Stokholm sendromunun ilk olarak bilimsel çevreler tarafından dile getirilmesi, gerçek bir adli olay sonucu olur. Stokholm’de 1973 yılında bir banka soygunda rehin alınan kişilerin farklı davranışları dikkat çeker. Olayda hem banka soygununu gerçekleştiren soyguncu hem de rehine arasında anlaşılması güç bir empati ve yüksek düzeyde empati olarak açıklayabileceğimiz "sempati" (*) duygusu gözlemlenir. Banka soyguncusu tarafından altı gün boyunca rehin tutulan bir kadın, soyguncuya duygusal olarak bağlanır. Serbest kaldığında soyguncuyu savunmakla kalmaz, nişanlısını terk ederek kendisini rehin alan banka soyguncusunun hapisten çıkmasını bekler.
STOCKHOLM'DAKİ OLAY NASIL GERÇEKLEŞTİ?
Bu olay sırasında soyguncular, bir banka kasasında dört banka çalışanını altı gün boyunca rehin tutar ve soygun sona erdiğinde rehinelerin, soygunculara karşı şefkat ve empati kurma gibi olumlu duygular besledikleri ortaya çıkar. Psikoloji dünyasında bu sendrom, rehinelerin kendisini rehin alan kişiye sadakat gösterme, duygusal olarak bağlanma, empati kurma ve onlara yardımcı olma noktasına dahi gelme haliyle açıklanır.
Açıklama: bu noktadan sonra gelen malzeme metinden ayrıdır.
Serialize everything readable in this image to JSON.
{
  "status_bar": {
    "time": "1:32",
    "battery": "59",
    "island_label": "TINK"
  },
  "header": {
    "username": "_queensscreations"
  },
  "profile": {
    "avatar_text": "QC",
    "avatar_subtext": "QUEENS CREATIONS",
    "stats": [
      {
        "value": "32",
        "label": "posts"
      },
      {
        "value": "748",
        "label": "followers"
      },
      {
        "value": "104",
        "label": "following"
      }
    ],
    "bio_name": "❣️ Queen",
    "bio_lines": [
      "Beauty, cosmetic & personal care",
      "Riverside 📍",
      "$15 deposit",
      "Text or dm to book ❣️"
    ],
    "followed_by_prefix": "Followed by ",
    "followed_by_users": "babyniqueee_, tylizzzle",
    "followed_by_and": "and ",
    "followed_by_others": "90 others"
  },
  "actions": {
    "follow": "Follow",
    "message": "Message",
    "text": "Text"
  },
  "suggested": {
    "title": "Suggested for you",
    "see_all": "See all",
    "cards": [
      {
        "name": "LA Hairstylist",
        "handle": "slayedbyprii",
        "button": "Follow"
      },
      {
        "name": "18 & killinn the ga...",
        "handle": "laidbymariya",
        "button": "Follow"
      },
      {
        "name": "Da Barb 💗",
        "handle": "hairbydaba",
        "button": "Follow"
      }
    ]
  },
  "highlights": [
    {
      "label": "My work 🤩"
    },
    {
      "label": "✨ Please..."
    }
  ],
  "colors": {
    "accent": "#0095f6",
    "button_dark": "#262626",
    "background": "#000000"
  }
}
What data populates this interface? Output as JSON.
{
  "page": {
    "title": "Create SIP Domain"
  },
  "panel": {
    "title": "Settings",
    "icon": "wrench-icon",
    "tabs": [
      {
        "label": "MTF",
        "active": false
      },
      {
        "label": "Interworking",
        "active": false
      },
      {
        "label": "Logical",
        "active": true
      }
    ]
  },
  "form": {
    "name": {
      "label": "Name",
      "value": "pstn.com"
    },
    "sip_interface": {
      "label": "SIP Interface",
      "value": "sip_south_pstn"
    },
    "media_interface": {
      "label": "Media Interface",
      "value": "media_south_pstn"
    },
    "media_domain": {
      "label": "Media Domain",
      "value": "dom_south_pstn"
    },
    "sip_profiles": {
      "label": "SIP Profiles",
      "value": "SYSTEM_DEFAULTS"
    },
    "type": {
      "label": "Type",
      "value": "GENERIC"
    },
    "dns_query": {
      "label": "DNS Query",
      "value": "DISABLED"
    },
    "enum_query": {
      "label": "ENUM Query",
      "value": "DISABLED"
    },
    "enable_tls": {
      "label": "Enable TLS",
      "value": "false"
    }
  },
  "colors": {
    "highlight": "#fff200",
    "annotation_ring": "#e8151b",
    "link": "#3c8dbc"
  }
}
(*) Empati ve sempati arasındaki fark nedir?
Empati, çoğunlukla “sempati” ile karıştırılır. Empati, bir duyguyu diğer kişi “ile” birlikte yaşamak anlamına gelirken, sempati bir duyguyu diğer kişi “için” yaşamaktır. Birinde diğer kişinin duygusu tahmin edilirken, diğerinde o duygu kişi tarafından aynen hissedilir. Sempati duyduğumuz kişinin yaşadığı duyguları birebir yaşarız. O kişi bir olay karşısında üzgün hissettiğinde, biz de aynı şekilde üzülürüz. Yaşadığı sevinci aynı şekilde yaşarız.